Something that makes it difficult to analyze the possibility of “an ideological reckoning with the base” is that there is no consensus among conservatives about what that reckoning would look like and what it ought to produce. More “reformist” moderates and conservatives in the GOP think that this reckoning would involve driving Tea Partiers and populists to the margins and developing a more “centrist” governing agenda, whereas many movement conservatives see Bush-era accommodations with the welfare state and so-called “big-government conservatism” as the things to be repudiated and resisted in the future. Dissident conservatives see both groups as too accommodating of the security/warfare state as well as the welfare state. The desired “reckoning” would look different for each group, and there are enough contradictions in Gingrich and Romney to provide justifications for each group to claim that their view has been vindicated by an electoral defeat.

Neither of them has been reliably or consistently conservative, to put it mildly, but both have indulged in their fair shares of inane anti-Obama demagoguery to demonstrate their opposition to the incumbent and to make themselves more appealing to primary voters, and both completely endorse dangerous foreign policy views.

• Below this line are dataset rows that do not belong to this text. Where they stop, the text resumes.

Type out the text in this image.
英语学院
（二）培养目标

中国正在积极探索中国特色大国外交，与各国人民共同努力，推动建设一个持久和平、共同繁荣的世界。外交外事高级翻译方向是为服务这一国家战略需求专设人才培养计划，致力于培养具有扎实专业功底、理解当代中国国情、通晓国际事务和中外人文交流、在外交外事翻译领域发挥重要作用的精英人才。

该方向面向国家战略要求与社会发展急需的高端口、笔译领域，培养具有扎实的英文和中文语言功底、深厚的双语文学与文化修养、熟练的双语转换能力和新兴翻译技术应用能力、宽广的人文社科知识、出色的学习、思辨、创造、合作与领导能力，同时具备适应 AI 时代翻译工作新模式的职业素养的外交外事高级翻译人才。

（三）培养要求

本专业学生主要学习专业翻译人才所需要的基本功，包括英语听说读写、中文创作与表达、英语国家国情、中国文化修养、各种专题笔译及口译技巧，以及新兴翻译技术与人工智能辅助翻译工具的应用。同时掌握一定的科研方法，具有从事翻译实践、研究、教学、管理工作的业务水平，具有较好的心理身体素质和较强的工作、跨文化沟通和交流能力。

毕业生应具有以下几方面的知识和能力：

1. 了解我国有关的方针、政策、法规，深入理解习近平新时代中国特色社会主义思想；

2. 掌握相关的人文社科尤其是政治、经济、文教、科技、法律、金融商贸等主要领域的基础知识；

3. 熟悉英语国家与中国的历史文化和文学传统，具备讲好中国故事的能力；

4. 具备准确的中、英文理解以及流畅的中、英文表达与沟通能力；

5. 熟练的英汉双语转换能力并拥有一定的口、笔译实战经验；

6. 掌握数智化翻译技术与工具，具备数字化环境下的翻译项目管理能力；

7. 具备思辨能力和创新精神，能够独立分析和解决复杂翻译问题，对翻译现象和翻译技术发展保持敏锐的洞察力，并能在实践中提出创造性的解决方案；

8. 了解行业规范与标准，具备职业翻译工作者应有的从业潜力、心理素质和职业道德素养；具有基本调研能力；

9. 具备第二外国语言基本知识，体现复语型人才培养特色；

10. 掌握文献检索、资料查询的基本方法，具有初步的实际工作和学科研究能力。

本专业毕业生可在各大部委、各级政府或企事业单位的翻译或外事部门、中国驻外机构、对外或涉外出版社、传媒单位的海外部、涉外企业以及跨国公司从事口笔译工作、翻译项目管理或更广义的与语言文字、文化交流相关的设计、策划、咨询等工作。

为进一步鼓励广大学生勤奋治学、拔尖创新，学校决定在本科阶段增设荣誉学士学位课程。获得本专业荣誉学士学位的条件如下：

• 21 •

If the party chose either one, there would be the same problem of interpretation: did the nominee fail because he was too “centrist” and compromised, did he fail because he was spouting demagogic nonsense, or did he fail because he represented ideologically-driven militarism? A Gingrich nomination and defeat wouldn’t necessarily force a “reckoning with the base,” because conservatives would have ample evidence that Gingrich ran a large part of his presidential campaign to the left of Romney.